In December, 1844, (Nathan) Tolman & (Sullivan G.) Proctor opened an iron store in the old Stone Mill store on Laurel street; Daniel Emory & Co. offer hats at No. 7 Merchants row; Leverett & Co., clothing, at No. 13 Cheapside, and Thayer & Co., clothing, next door to meat market, a few doors south of Fitchburg Hotel.

In March, 1845, the looked-for railway train arrived from Boston, and a new era was opened to the merchants of Fitchburg by the impetus given to the growth of the town and the increased facilities for the transaction of business over the slow transportation of everything by team to and from Boston. The old country store of our grandfathers' days began to disappear, as did also the stage coach and teamster, and like them, can never be revived. It filled an important place in the village life as the meeting place of the townspeople.

I cannot better close this chapter than by quoting some reminiscences of those who remember when the country store was in its glory. Entering through a narrow door, the customer found himself in a room whose unplastered walls and ceiling crossed by beams were thickly hung with all sorts of goods. The shelves, from

floor to ceiling, were filled with such articles as a plain people would call for, the dry goods being arranged with an eye to effect with different colored fabrics in contrasting streaks, fresh goods upheaving the old and easily traced in strata, while fancy articles hung from hooks in the partitions of the shelves. From under the counter came cotton batting and factory yarn, and the woolen skeins spun by farmers' wives. There was no show window display, as is customary at the present day. Many remember the calicoes of those days, deep dyed in indigoblue and red, the bandanna handkerchiefs mottled with white, the cotton thread, knotted in hanks and exhausting the best range of color. There was no "commercial traveler" in those days, bringing his samples to the merchant's door, but twice a year the trip to Boston by stage was made to buy new stock. Its arrival was as great an event as the "openings" of to-day, the women taking samples of the calicoes, which they washed and hung from their windows to dry, to test the colors. They were makers of rare bargains, buying stuffs which brought solid comfort, washing well and wearing well; the silk and sheen, which were their real texture, were imparted to them by the satisfaction they had in them. Country maidens fitted their calicoes with care and wore them with exquisite neatness; if they overrated the fineness of the fabric, their worldly ignorance helped them to be satisfied and happy with small things. In a row of drawers were kept the few pieces of silk and webs of lawn and lace. The lawn was of good quality, and from it, when her time came, she who had never known gay attire was sure to have her last robe decorously fashioned by loving neighbors. From the lace were made the caps worn by matrons past middle life, the borders being prettily wrought with floss. Such webs were apt to get "shop worn," with yellow streaks and indelible creases, positive

toothmarks of time; but there were no "bargain sales on account of these brands of long possession. The storekeeper always assured the women they would "wash" or "wear" out. He may have had an artist's eye for the mellowing of his goods, and loved that creamy tint which creeps along its folds into the meshes of old lace-indeed into all long-woven, undyed fabrics.

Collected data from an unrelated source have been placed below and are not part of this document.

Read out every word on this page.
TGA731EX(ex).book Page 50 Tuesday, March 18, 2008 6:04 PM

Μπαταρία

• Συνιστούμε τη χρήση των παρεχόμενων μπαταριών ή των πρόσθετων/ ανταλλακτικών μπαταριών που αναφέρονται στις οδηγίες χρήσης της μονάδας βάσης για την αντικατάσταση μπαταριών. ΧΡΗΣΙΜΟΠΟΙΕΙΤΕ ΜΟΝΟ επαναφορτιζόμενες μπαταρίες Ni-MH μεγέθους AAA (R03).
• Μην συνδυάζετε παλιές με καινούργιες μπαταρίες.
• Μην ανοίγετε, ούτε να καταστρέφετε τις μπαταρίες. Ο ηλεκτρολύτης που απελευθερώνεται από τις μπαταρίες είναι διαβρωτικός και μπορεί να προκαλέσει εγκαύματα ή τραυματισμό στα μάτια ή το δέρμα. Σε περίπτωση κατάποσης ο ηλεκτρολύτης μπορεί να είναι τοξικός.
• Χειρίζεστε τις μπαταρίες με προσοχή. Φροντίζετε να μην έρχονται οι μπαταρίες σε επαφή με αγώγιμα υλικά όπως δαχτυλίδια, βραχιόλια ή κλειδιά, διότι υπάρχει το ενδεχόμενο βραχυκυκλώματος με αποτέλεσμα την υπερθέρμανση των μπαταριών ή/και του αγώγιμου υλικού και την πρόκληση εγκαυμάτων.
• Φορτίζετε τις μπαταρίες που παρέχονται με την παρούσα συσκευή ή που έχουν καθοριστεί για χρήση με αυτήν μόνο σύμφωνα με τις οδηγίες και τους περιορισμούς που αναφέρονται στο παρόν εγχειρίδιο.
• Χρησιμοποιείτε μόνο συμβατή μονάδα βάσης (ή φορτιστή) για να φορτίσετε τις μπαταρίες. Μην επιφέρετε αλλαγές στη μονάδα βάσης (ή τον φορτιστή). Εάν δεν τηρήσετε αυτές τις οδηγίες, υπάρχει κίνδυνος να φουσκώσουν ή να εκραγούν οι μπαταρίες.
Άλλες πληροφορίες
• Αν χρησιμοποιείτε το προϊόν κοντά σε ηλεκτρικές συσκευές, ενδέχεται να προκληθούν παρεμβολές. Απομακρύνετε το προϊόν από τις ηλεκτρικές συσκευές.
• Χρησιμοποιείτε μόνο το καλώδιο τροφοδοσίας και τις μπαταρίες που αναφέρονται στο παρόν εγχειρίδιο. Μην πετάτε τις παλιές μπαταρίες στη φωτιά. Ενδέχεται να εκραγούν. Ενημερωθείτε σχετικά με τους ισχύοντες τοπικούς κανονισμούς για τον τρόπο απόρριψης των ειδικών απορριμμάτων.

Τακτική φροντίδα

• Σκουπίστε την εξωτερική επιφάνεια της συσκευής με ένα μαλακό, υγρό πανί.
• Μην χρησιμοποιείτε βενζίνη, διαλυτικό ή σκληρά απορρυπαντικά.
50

A peculiar odor pervaded the place, sometimes of molasses, sometimes of fish, and again of tea and coffee, with a faint scent of snuff or a strong smell of New England rum, when the trap door to the cellar was lifted, where were also kept the butter and pork. The spigot of the molasses hogshead, at the rear of the store, seemed always drizzling into the tin measure, which in summer time made an excellent fly trap. The molasses had a yeasty trick of foaming, and once in a while it sugared.

The little box of a counting room had its walls zigzagged with broad tape, a receptacle for bills and letters, many yellow with age, while the uppermost, with faded labels, had served as roosts for generations of flies.

The candies of those stores were a delight to the children, who looked at the red and white sticks in the brassmounted jars with longing eyes. These candies might be rather stale, but to the buyers a freshness was imparted to them by their rarity.

The country store served as the village debating society, and around the stove of winter evenings the discussion was of topics forestalling the weather, of farm stock and produce, of sickness, of the prices, praising the work of wives and daughters, and criticising the latest sermon. The people loved discussion, and party spirit ran high. Affairs of state and nation were handled with crude but clear logic; especially before town meeting many important questions were earnestly considered. Many of the company were tireless whittlers, keeping the store

keeper well supplied with kindlings. Unoccupied composure is said to be the outcome of polite society, and the whittling of the store loiterer simply the force of the habit for work oozing from his fingers' ends. The store of a late autumn day was often like a miniature fair, and the storekeeper and his clerk had not a minute to spare from his twine or yardstick. The farmers' wagons, driving up with their butter, eggs and produce, departed with lighter bundles, and the occupants with quicker steps, they having been enlivened by the sight of new goods, the meeting with old friends, hearing the latest news, and going away refreshed. Promptly at 9 o'clock the store closed its door and talkers and listeners went home.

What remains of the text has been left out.